FRB, FDIC and OCC propose risk management guidance on third-party relationships

The Federal Reserve Board ("FRB"), the FDIC and OCC (collectively, the "Agencies") proposed risk management guidance for the third-party relationships of banking organizations.

The proposal is based on the OCC's existing third-party risk management guidance. The proposal is intended to promote consistency across the banking agencies. If finalized, it will replace the guidance that each agency released independently.

The proposed guidance would:

  • provide banking organizations with a suggested framework for the development of third-party relationship risk management practices, accounting for (i) the organization's level of risk, complexity and size and (ii) the type of third-party relationship;

  • highlight the requirement of comprehensive oversight of third-party relationships that support critical activities;

  • emphasize that the use of a third party does not eliminate a banking organization's responsibility to conduct an activity in "a safe and sound manner," compliant with relevant laws and regulations; and

  • suggest that banking organizations put in place third-party risk management processes that are proportionate to (i) the third-party relationship's identified level of risk and complexity and (ii) the organizational structure of the banking organization.

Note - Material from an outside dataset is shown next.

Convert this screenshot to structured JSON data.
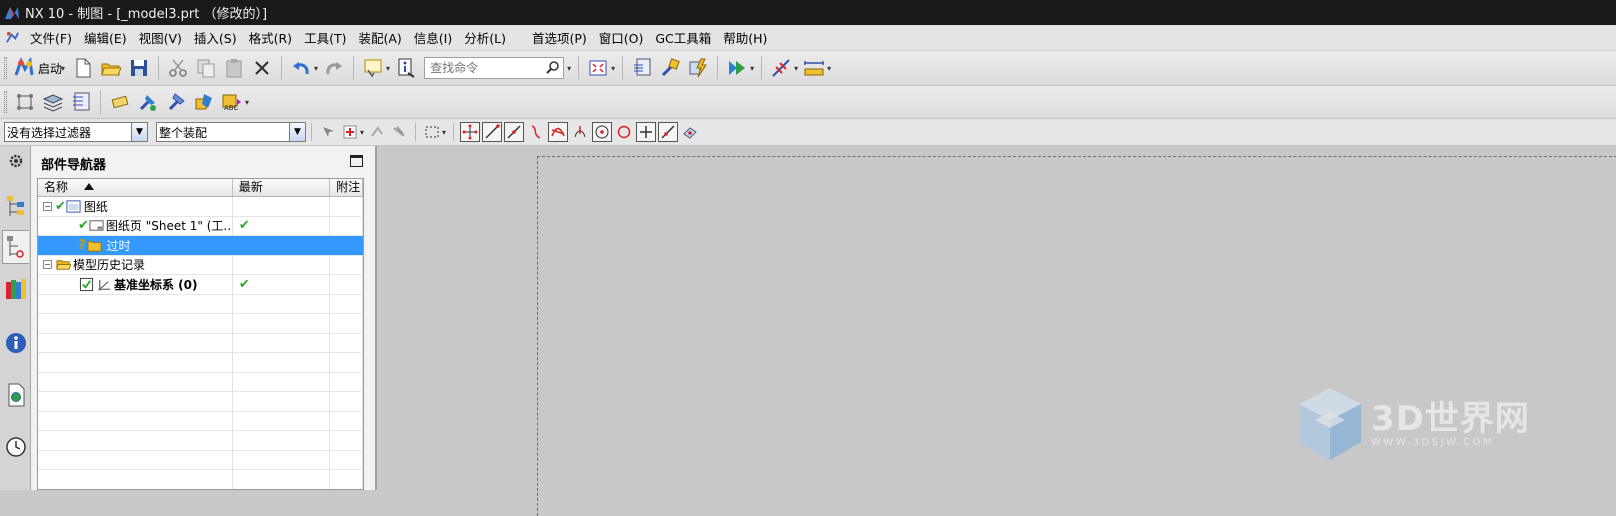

The proposed guidance identified the following applicable principles for each stage in the life cycle of a third-party relationship:

  • creating a plan that (i) describes the banking organization's strategy, (ii) pinpoints the inherent risks of engaging with the third party and (iii) explains how the banking organization will select, evaluate and supervise the third party;

  • conducting adequate due diligence in choosing a third party;

  • negotiating written contracts that explain in detail the rights and duties of all parties;

  • having the board of directors and management (i) supervise the organization's risk management procedures, (ii) maintain records and reporting for oversight accountability and (iii) conduct independent reviews;

  • monitoring the third party's activities and performance on an ongoing basis; and

  • developing contingency plans for discontinuing the relationship.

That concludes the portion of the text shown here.